Au tour de la patronne de dire ce qu'elle sait. Elle était à la caisse quand le petit vieux est venu lui réclamer la clé de la chambre 9.
— Avec les touristes du dimanche, explique-t-elle, nous ne sommes pas très difficiles pour ce qui est de la fiche de voyageur. Je lui en ai tendu une. Je lui ai dit d'écrire seulement son nom et l'endroit d'où il venait. Il a écrit, d'une écriture bien nette: Raphaël Parain, venant de Carcassonne. Je ne sais pas s'il est monté tout de suite. Il y avait des gens qui faisaient du bruit dans la salle, et mon mari à dû intervenir. Le lundi matin...
Pour le lundi matin, il faut en revenir au récit d'Emma. Ce récit, certes, s'enjolive un peu chaque jour, mais on peut dire que, pour le fond, il n'a jamais varié.
— Il était onze heures. J'avais déjà « fait » quatre chambres. Je pensais que tous les locataires étaient sortis. Je n'ai donc pas frappé à la porte du 9. Je l'ai poussée. Elle n'était pas fermée à clé. Le pauvre vieux monsieur était dans son lit, et j'ai failli sortir. Puis, j'ai remarqué que son bras pendait par terre. Je me suis approchée. J'ai crié. Il avait le visage tout violet, les yeux hors de la tête...
» Le docteur Maurice a été appelé d'urgence. Il n'a pu que constater le décès et il a alerté la gendarmerie, car Raphaël Parain avait été étranglé.

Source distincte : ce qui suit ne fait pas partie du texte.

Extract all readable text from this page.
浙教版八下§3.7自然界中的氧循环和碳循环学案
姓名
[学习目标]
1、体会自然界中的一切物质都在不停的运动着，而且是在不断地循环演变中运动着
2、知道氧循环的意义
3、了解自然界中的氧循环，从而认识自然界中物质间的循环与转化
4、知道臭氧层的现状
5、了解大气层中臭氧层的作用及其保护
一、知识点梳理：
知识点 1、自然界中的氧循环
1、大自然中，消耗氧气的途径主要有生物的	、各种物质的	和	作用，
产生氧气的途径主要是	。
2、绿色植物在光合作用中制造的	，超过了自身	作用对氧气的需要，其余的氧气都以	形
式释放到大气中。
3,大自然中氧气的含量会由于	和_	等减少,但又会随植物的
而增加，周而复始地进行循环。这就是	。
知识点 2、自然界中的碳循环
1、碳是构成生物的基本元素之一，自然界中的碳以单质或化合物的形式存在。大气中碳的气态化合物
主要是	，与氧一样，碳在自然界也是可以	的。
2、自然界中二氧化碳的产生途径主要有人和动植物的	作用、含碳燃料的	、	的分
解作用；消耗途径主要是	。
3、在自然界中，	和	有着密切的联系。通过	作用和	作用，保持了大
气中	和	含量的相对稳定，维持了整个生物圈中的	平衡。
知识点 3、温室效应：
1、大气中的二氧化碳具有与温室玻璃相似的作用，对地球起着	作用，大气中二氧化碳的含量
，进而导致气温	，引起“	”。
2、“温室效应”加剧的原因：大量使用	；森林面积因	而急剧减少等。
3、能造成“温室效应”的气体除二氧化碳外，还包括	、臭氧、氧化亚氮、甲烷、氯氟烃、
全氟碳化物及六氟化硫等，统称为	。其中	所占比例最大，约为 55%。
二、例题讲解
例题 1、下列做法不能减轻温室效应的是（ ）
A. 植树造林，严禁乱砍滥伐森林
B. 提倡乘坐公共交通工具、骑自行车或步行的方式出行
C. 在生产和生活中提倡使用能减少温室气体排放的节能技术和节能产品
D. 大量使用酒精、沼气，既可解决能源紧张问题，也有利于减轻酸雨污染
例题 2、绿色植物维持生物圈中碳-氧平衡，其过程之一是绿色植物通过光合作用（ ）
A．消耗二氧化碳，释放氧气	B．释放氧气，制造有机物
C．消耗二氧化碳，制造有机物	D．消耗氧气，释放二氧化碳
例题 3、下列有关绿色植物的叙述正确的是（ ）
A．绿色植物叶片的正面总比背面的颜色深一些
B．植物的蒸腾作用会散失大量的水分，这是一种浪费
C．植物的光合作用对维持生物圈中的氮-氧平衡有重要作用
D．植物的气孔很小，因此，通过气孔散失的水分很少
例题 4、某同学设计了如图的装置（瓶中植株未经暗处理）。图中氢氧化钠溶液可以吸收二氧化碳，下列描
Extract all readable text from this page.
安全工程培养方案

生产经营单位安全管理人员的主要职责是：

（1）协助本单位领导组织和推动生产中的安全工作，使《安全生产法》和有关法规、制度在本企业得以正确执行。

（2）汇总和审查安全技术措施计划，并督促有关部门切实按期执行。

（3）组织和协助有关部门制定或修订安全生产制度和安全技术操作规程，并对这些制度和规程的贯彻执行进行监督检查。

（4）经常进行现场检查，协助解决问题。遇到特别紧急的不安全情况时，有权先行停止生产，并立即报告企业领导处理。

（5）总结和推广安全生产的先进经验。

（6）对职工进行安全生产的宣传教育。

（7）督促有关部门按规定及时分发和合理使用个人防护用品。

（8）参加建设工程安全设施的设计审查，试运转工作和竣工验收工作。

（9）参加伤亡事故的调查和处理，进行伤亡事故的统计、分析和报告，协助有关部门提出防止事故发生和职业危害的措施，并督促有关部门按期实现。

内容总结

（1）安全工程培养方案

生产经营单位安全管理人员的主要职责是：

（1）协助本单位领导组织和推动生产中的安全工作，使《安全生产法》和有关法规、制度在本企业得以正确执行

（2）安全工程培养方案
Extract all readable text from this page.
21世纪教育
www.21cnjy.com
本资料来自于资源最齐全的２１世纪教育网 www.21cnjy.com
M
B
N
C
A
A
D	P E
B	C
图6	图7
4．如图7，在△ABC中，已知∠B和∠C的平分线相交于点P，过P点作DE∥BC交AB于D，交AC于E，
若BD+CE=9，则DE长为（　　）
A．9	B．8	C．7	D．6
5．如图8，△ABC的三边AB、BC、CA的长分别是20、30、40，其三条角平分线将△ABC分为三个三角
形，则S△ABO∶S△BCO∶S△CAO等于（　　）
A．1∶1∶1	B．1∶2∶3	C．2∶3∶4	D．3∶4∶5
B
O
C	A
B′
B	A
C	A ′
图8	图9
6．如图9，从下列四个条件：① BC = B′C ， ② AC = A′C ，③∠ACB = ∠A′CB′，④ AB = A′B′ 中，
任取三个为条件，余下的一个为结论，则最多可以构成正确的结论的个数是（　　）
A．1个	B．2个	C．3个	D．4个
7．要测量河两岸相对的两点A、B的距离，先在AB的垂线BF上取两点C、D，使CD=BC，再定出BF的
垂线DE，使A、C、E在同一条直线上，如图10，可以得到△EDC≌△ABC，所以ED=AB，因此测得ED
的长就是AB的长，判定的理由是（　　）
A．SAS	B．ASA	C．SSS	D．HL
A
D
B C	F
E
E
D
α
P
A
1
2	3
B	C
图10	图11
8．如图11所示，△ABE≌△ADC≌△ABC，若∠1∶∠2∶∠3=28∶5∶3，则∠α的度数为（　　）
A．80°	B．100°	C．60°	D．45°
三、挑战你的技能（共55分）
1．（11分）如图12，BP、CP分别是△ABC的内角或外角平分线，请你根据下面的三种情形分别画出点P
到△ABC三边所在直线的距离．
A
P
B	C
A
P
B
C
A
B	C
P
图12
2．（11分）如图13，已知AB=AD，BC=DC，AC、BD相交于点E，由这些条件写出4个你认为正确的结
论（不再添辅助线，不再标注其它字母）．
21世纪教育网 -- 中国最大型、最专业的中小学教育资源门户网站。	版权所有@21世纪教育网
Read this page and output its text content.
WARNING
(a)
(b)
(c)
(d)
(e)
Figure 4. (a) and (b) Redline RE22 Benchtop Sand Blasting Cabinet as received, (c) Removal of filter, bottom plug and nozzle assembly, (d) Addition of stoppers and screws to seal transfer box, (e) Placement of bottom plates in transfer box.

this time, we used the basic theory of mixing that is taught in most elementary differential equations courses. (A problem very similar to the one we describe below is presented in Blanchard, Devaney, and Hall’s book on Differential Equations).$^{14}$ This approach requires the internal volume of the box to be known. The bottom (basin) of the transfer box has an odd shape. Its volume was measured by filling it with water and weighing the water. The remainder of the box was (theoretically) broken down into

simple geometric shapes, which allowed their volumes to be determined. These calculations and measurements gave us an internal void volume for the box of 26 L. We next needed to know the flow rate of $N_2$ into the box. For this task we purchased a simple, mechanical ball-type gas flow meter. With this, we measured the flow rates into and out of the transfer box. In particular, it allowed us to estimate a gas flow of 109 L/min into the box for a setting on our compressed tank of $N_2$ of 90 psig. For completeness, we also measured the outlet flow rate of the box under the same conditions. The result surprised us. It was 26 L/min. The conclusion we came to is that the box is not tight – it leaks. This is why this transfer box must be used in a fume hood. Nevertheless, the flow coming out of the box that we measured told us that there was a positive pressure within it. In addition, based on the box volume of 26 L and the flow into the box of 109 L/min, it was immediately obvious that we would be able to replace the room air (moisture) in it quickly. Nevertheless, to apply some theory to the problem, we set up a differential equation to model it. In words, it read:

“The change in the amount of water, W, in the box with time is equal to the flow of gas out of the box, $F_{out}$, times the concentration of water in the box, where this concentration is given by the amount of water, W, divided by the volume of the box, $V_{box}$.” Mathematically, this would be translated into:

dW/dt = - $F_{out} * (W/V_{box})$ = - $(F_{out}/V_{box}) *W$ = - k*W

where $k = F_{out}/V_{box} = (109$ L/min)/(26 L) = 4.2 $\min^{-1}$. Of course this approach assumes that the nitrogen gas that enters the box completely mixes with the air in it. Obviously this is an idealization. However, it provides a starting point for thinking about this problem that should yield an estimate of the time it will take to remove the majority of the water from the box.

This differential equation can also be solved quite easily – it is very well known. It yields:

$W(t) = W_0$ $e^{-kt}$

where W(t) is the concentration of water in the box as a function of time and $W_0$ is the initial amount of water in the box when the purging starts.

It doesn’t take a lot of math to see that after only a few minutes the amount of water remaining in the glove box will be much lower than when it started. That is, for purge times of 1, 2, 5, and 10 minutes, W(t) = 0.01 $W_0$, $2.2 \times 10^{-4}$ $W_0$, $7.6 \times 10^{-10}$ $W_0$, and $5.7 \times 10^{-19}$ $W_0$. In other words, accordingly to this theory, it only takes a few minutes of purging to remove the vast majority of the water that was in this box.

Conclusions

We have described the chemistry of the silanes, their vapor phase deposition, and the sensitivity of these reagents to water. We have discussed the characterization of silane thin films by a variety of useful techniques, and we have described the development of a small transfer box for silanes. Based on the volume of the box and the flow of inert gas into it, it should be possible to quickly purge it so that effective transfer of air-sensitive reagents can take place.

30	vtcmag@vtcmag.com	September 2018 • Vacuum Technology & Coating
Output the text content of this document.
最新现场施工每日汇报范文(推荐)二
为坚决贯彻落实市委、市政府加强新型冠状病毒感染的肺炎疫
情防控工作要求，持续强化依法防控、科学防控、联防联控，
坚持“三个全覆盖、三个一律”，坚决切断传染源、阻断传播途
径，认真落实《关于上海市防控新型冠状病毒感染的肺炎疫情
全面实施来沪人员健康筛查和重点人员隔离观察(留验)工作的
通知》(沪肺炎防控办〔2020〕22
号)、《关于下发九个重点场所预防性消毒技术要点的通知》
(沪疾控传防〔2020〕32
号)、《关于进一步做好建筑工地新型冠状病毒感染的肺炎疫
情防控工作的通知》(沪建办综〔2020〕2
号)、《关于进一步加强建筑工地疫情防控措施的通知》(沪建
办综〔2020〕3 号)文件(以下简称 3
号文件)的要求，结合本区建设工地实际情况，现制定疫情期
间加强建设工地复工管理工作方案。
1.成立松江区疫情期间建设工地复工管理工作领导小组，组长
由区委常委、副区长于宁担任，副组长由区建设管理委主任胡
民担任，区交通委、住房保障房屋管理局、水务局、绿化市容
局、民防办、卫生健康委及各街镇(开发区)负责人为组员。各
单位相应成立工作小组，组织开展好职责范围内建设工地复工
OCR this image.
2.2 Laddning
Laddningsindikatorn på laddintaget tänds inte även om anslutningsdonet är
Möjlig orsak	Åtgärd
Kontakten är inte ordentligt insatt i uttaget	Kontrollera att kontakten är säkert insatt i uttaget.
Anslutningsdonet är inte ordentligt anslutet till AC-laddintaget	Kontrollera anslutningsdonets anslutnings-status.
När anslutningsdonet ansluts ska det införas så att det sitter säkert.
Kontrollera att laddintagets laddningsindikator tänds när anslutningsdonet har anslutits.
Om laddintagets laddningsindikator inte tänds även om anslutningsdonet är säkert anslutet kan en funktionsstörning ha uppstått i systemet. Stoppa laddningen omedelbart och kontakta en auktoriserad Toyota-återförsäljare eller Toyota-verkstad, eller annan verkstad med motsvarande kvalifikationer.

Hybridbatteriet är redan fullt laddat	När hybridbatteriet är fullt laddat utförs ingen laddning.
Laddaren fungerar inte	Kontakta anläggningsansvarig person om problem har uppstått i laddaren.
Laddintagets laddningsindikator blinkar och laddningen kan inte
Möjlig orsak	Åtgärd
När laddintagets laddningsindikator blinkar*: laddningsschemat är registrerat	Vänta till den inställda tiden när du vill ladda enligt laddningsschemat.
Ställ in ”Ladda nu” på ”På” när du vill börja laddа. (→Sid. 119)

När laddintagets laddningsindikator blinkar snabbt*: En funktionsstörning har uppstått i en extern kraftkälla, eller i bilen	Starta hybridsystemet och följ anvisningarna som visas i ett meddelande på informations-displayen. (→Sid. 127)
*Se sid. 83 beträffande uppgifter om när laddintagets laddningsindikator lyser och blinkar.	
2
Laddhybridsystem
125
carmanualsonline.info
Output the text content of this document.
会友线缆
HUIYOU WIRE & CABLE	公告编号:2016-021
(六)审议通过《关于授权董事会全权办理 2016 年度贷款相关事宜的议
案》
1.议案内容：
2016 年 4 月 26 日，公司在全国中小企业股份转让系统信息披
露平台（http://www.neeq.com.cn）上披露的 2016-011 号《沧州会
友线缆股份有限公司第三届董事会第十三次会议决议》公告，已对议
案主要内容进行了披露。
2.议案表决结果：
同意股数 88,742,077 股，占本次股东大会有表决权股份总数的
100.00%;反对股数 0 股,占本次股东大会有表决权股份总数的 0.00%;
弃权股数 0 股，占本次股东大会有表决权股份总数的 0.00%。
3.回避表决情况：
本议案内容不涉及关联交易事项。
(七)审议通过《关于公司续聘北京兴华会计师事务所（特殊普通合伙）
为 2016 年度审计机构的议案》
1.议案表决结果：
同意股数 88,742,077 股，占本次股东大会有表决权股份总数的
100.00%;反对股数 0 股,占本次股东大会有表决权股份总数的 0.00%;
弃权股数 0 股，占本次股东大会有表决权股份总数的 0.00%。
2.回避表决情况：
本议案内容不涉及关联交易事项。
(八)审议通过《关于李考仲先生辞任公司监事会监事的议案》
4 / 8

— Voilà, messieurs, tout ce que nous pouvons vous dire. J'ajoute que, contrairement à ce que vous pourriez croire, cette affaire ne nous fait aucun plaisir. Certes, cela nous amène des curieux en nombre considérable, si considérable que nous ne savons plus comment nous vivons. Nous sommes tous fatigués, fatigués surtout de répéter cette histoire du matin au soir... Maintenant, si vous voulez aller voir mon collègue d'en face... Bien que sa maison n'ait pas la réputation de la mienne, il en a par-dessus la tête, lui aussi... Pensez que, les premiers jours, il a fallu jusqu'à trois gendarmes sur la route pour contenir les curieux... Le dimanche qui a suivi, nous n'avions plus une goutte de vin, de bière ou de limonade dans les caves...
Torrence et Emile font l'expérience comme tout le monde. Les voilà assis à la terrasse d'en face. Le patron de l'Ecu-d'Or, une serviette nouée autour du cou, leur sert en souriant une chopine de vin blanc du pays.
— Tenez-vous vraiment, messieurs, à ce que je recommence l'histoire d'un bout à l'autre?... Si vous saviez à quel point cela peut devenir abrutissant!...
Car il s'est passé, le dimanche 7 juin, ceci qui semble un défi à l'imagination. Pendant qu'un vieux monsieur en gris disant s'appeler Raphaël Parain et venir de Carcassonne dînait au Cheval-Pie et demandait la chambre 9, un autre petit vieux en gris s'inscrivait, sous le même nom, à l'Ecu-d'Or, et réclamait, dans cette auberge, la chambre 9.
On ne se souvient pas de ce qu'il y a fait entre son dîner et le moment de se coucher. A l'Ecu-d'Or aussi, ce soir-là, il y avait la foule bruyante des beaux dimanches.